O procurador-geral da República, Paulo Gonet, apresentou nesta quarta-feira (1°) ao Supremo Tribunal Federal (STF) um parecer a favor da manutenção da prisão domiciliar do ex-presidente Jair Bolsonaro. A manifestação de Gonet foi requisitada pelo ministro Alexandre de Moraes, relator do caso, que está em andamento após a apreensão de uma arma associada ao ex-chefe do Executivo.
O ex-presidente, que cumpre prisão domiciliar desde 27 de março deste ano, foi condenado a 27 anos e três meses de reclusão por envolvimento em uma tentativa de golpe. Gonet mencionou a decisão da Polícia Civil do Distrito Federal de não indiciar Bolsonaro e argumentou que a continuidade de sua prisão domiciliar é a medida mais adequada no momento.
“A conclusão da autoridade policial, no que tange a Jair Bolsonaro, tem, efetivamente, bom suporte nas circunstâncias apuradas do episódio. Não há atribuir ao sentenciado falta disciplinar que impacte negativamente sobre o atual regime em que cumpre pena”, afirmou Gonet em seu parecer.
Polêmica da Arma
Em relação à arma atribuída a Bolsonaro, o procurador enfatizou que a apreensão do armamento deve ser mantida, afirmando que a atual condição do ex-presidente não é compatível com a posse de uma arma de fogo. “É certo que a condição atual do custodiado é incompatível com a posse de arma de fogo”, avaliou Gonet.
Na mesma linha, o delegado Thiago Boeing, da Polícia Civil do Distrito Federal, optou por não indiciar Bolsonaro.
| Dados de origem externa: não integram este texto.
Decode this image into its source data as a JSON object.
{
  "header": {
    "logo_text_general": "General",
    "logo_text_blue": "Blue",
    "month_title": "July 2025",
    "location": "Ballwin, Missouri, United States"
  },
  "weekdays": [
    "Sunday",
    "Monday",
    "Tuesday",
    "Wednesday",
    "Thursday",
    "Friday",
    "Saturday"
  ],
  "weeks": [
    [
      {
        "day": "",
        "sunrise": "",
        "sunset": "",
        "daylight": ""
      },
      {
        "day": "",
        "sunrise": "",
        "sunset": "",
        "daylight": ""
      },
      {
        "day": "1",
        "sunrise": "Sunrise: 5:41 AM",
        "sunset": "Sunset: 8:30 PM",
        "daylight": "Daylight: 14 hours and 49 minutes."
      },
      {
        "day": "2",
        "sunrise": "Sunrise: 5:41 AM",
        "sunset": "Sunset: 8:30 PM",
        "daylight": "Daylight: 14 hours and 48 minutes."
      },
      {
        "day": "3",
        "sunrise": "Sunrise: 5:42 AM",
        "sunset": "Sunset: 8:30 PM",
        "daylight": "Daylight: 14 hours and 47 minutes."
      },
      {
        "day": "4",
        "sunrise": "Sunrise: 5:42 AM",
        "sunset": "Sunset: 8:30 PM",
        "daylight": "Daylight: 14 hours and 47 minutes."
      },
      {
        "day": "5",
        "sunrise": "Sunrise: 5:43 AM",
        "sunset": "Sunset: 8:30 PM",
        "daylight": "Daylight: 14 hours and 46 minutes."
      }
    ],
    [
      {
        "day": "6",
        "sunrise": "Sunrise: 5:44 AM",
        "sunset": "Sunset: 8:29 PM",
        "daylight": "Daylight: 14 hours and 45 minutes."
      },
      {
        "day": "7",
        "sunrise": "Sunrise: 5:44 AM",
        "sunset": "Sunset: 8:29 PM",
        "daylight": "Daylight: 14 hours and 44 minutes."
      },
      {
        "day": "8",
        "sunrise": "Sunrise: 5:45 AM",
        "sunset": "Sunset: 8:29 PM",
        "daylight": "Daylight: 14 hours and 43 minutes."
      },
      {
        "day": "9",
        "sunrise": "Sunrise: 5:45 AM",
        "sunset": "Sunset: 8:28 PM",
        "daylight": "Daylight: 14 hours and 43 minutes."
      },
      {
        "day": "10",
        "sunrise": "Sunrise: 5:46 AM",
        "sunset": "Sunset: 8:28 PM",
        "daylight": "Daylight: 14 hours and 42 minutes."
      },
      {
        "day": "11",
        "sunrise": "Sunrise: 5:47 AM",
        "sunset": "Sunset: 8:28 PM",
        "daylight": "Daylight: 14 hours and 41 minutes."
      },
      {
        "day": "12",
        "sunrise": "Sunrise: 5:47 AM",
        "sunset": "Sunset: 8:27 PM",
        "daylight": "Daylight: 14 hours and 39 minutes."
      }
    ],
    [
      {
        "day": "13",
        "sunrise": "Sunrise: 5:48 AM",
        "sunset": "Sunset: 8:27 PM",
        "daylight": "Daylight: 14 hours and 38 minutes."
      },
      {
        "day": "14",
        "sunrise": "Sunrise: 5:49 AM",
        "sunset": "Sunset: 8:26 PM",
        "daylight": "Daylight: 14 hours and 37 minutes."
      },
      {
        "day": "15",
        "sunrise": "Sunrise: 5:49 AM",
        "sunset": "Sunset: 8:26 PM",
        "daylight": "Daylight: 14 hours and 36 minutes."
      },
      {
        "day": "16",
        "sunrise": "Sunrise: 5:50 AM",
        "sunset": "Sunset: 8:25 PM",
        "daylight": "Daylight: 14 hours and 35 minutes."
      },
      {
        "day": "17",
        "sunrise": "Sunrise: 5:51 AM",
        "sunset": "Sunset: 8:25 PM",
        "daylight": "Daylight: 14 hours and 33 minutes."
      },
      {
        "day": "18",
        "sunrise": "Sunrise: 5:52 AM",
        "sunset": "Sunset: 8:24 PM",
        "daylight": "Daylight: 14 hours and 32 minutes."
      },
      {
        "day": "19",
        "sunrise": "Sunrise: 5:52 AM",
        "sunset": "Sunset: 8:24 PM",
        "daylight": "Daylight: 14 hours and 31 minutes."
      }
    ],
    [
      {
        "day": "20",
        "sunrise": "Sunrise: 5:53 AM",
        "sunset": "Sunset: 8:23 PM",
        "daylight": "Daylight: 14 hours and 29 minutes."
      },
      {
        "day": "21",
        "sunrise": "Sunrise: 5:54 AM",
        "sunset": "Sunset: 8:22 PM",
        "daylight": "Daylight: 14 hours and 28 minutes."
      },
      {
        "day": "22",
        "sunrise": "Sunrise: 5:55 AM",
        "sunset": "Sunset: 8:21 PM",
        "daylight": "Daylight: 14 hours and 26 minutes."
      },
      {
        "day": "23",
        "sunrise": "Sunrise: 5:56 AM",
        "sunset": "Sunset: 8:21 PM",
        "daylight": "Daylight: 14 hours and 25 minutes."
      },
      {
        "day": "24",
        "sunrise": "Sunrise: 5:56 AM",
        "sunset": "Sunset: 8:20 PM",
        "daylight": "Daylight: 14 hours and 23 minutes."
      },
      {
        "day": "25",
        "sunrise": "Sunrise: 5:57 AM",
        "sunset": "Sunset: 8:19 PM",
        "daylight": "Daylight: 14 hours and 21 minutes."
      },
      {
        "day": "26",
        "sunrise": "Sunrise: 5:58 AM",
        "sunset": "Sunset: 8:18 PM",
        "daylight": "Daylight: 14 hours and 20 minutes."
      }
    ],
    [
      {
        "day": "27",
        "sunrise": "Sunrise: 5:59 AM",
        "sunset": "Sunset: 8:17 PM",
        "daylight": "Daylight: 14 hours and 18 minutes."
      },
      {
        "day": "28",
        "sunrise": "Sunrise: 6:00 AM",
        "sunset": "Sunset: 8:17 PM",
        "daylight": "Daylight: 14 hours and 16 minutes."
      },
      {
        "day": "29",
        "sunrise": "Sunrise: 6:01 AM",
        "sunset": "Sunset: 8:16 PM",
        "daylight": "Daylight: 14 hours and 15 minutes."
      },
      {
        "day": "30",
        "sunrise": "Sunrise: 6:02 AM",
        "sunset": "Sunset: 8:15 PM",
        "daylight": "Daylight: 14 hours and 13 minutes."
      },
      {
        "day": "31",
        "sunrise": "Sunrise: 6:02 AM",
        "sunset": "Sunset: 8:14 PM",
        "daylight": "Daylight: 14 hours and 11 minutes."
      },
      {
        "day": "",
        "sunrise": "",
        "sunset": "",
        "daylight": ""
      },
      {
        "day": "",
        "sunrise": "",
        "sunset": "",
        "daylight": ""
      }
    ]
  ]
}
Segundo o delegado, a arma em questão pertence ao ex-presidente e está regularizada. Ele ainda acrescentou que Bolsonaro não tinha restrições legais para manter o armamento em sua residência, onde está cumprindo a prisão domiciliar relacionada à sua condenação.
No entanto, a situação do segurança de Bolsonaro, conhecido como Estácio Leite, é diferente, pois ele deve responder pelo crime de porte ilegal de arma de fogo de uso restrito. O militar foi abordado em uma blitz em Brasília enquanto portava uma arma que seria do ex-presidente, justificando que a levaria para conserto. Esta versão foi posteriormente corroborada pela defesa de Bolsonaro.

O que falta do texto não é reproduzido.